Paper on evaluating fundamental sensitivity limits in Physical Review Letters
Sensing quantities precisely is central to science and technology, from medical diagnostics to driverless vehicles. The fundamental limit to how precise any sensor can be is set by the so-called Holevo Cramér-Rao bound. Although the bound was first introduced in the 1970s by Alexander Holevo, one of the pioneers of quantum information theory, there is no explicit formula to compute it for generic quantum sensors. This is because its computation requires solving a non-linear optimisation problem. Yet, without this computation, we can never know how much any sensor can be improved.

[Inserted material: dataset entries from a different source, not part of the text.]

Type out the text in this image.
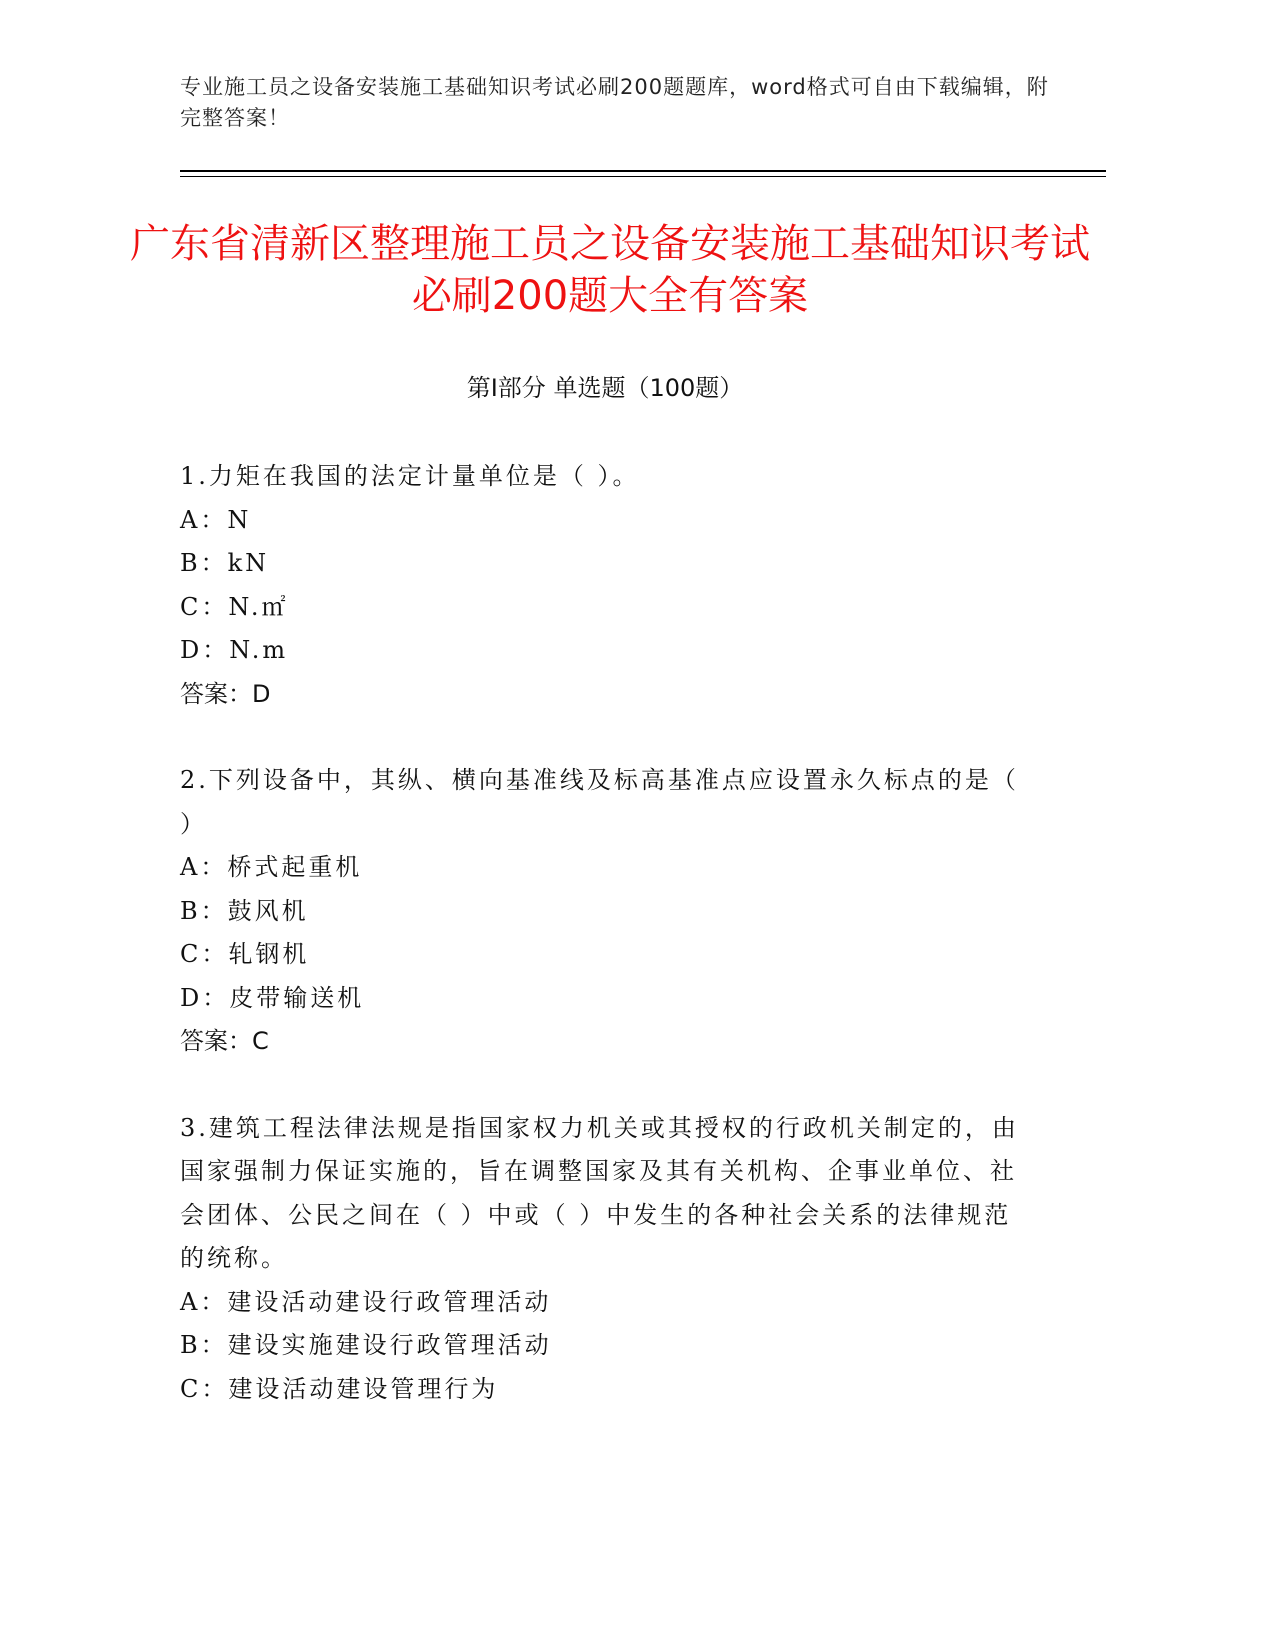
专业施工员之设备安装施工基础知识考试必刷200题题库，word格式可自由下载编辑，附完整答案！
广东省清新区整理施工员之设备安装施工基础知识考试必刷200题大全有答案
第Ⅰ部分 单选题（100题）

1.力矩在我国的法定计量单位是（ ）。

A：N

B：kN

C：N.㎡

D：N.m

答案：D

2.下列设备中，其纵、横向基准线及标高基准点应设置永久标点的是（ ）

A：桥式起重机

B：鼓风机

C：轧钢机

D：皮带输送机

答案：C

3.建筑工程法律法规是指国家权力机关或其授权的行政机关制定的，由国家强制力保证实施的，旨在调整国家及其有关机构、企事业单位、社会团体、公民之间在（ ）中或（ ）中发生的各种社会关系的法律规范的统称。

A：建设活动建设行政管理活动

B：建设实施建设行政管理活动

C：建设活动建设管理行为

In a new publication in Physical Review Letters (DOI:10.1103/PhysRevLett.123.200503) Francesco, Jamie, and Animesh present an efficient method to evaluate the Holevo Cramér-Rao bound for any quantum sensor. This method relies upon establishing that the optimisation problem involved is convex. Convexity is the property that the problem is shaped like a bowl such that its minimum lies at its bottom. This enables them to use established algorithms, called semi-definite programs, to solve the optimisation problem efficiently and compute the Holevo Cramér-Rao bound to the precision of sophisticated quantum sensors for the first time. In particular, they compute the bound for cases where weaker bounds are insufficient to reveal how precise quantum imaging and magnetometry can be in the real world.